Okay, so let me tell you about this little project I tackled – messing around with “bryant reeves shaq” stuff. Sounds random, right? Well, it kinda started that way.

It all kicked off when I was digging through some old sports data. I was trying to find some cool correlations between player stats and team performance. You know, just the usual nerdy stuff. And these three names kept popping up – Bryant, Reeves, and Shaq. At first, I thought it was just a coincidence.
First step: Data Dive. So, naturally, I started pulling their stats from various seasons, looking for patterns. I mainly used some publicly available basketball stats databases – nothing fancy, just the usual stuff you can find online. I even cobbled together a script in Python using Pandas to help clean and organize the data. It was a bit messy at first, with different naming conventions and missing values, but after a bit of wrangling, I had a decent dataset.
Then, I started visualizing the data. I tried different graphs – scatter plots, line charts, you name it. I was looking for any sort of visual connection between their performances over time. Did they peak at the same time? Did one player’s performance drop when another’s increased? That sort of thing. Honestly, at this point, I was just throwing spaghetti at the wall to see what stuck.
The “Aha!” Moment (Sort Of). After hours of staring at graphs, I noticed something interesting. There was a period where Shaq’s scoring efficiency seemed to benefit when he was playing alongside players who were good at spreading the floor. Now, Reeves wasn’t exactly a sharpshooter like Bryant, but he had a decent midrange game for a big man back in the day. And Bryant, well, he was Bryant. Always a scoring threat.
So, I started thinking about how their playing styles might complement each other. Shaq was a dominant inside presence, and Bryant could draw defenders away from the paint, creating more space for Shaq to operate. Reeves, being a decent shooter, could further stretch the defense, preventing teams from double-teaming Shaq too much.

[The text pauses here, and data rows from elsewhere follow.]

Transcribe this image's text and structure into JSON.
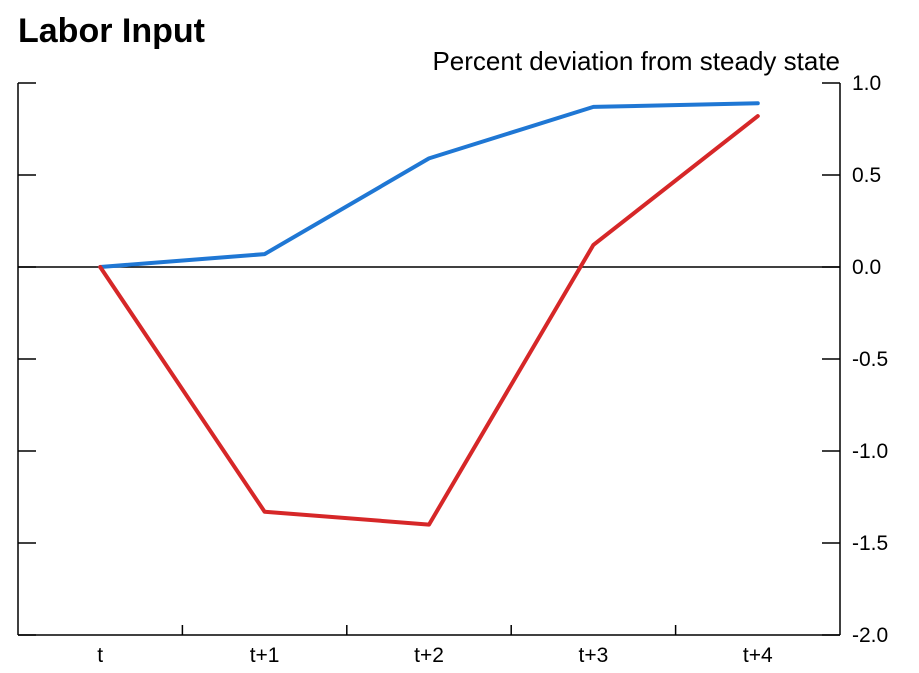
{
  "chart_data": {
    "type": "line",
    "title": "Labor Input",
    "subtitle": "Percent deviation from steady state",
    "categories": [
      "t",
      "t+1",
      "t+2",
      "t+3",
      "t+4"
    ],
    "y_tick_labels": [
      "1.0",
      "0.5",
      "0.0",
      "-0.5",
      "-1.0",
      "-1.5",
      "-2.0"
    ],
    "y_ticks": [
      1.0,
      0.5,
      0.0,
      -0.5,
      -1.0,
      -1.5,
      -2.0
    ],
    "ylim": [
      -2.0,
      1.0
    ],
    "y_axis_side": "right",
    "zero_line": true,
    "grid": false,
    "legend": "none",
    "series": [
      {
        "color": "#1f77d4",
        "values": [
          0.0,
          0.07,
          0.59,
          0.87,
          0.89
        ]
      },
      {
        "color": "#d62728",
        "values": [
          0.0,
          -1.33,
          -1.4,
          0.12,
          0.82
        ]
      }
    ]
  }
}
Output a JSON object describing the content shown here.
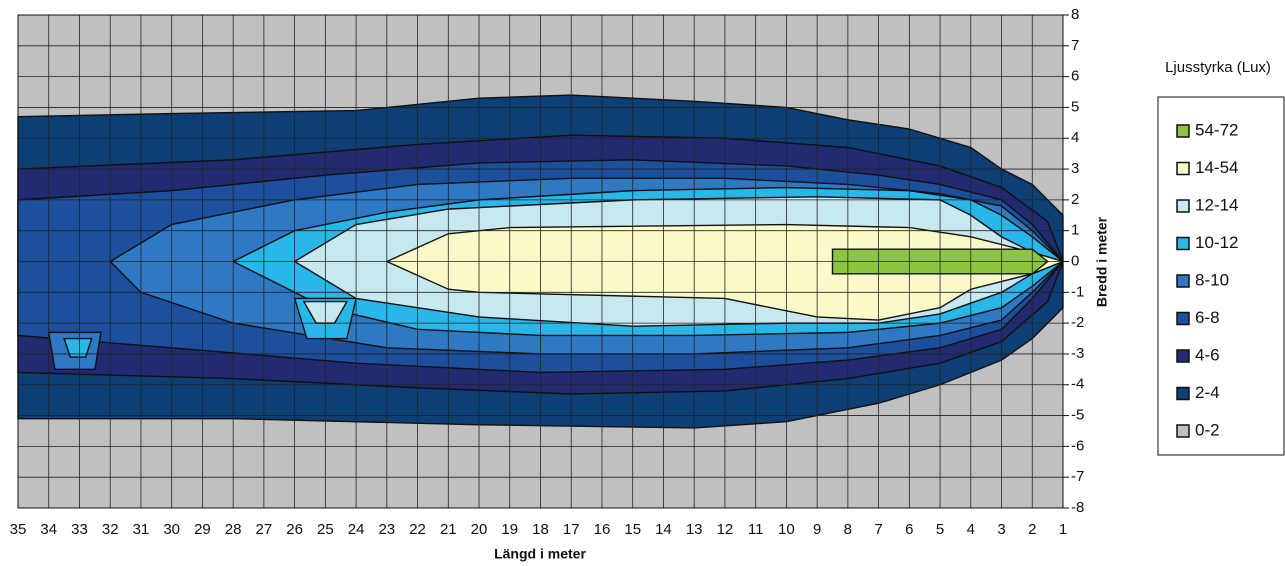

Diving Deeper. To test this hypothesis, I looked at games where all three players were on the floor together. I compared Shaq’s scoring efficiency (points per shot attempt) in those games to his average scoring efficiency for that season. Lo and behold, there was a slight bump in his efficiency when he played with both Bryant and Reeves. Not a massive difference, but noticeable nonetheless.
I decided to look at assist data, too. I checked to see if there were any significant increases in assists from Bryant and Reeves to Shaq when they were all on the court. And again, I saw a slight increase. It seemed like the increased spacing and scoring threats created by Bryant and Reeves were leading to more opportunities for Shaq to score and be set up for easy baskets.
The Reality Check. Now, here’s the thing. This wasn’t some groundbreaking discovery that revolutionized basketball strategy. It was more of a fun exercise in data analysis. The sample size was relatively small, and there were tons of other factors that could have influenced Shaq’s performance in those games.
- Opponent quality
- Game location (home vs. away)
- Injuries
- Even random chance
I didn’t do any rigorous statistical testing to account for these factors. I was just playing around with the data and looking for interesting patterns. I wasn’t trying to prove anything, just explore.
What I Learned. Even though the results weren’t earth-shattering, I learned a lot from this project. I got better at:

- Data cleaning and wrangling
- Data visualization
- Formulating hypotheses
- Thinking critically about data and its limitations
Plus, it was just plain fun. I love basketball, and I love messing around with data. So, this project was a perfect combination of my interests.
Final Thoughts. So, yeah, that’s the story of my “bryant reeves shaq” data adventure. It wasn’t about finding some hidden truth about basketball. It was about learning, exploring, and having a good time with data. And that, my friends, is what data analysis is all about for me.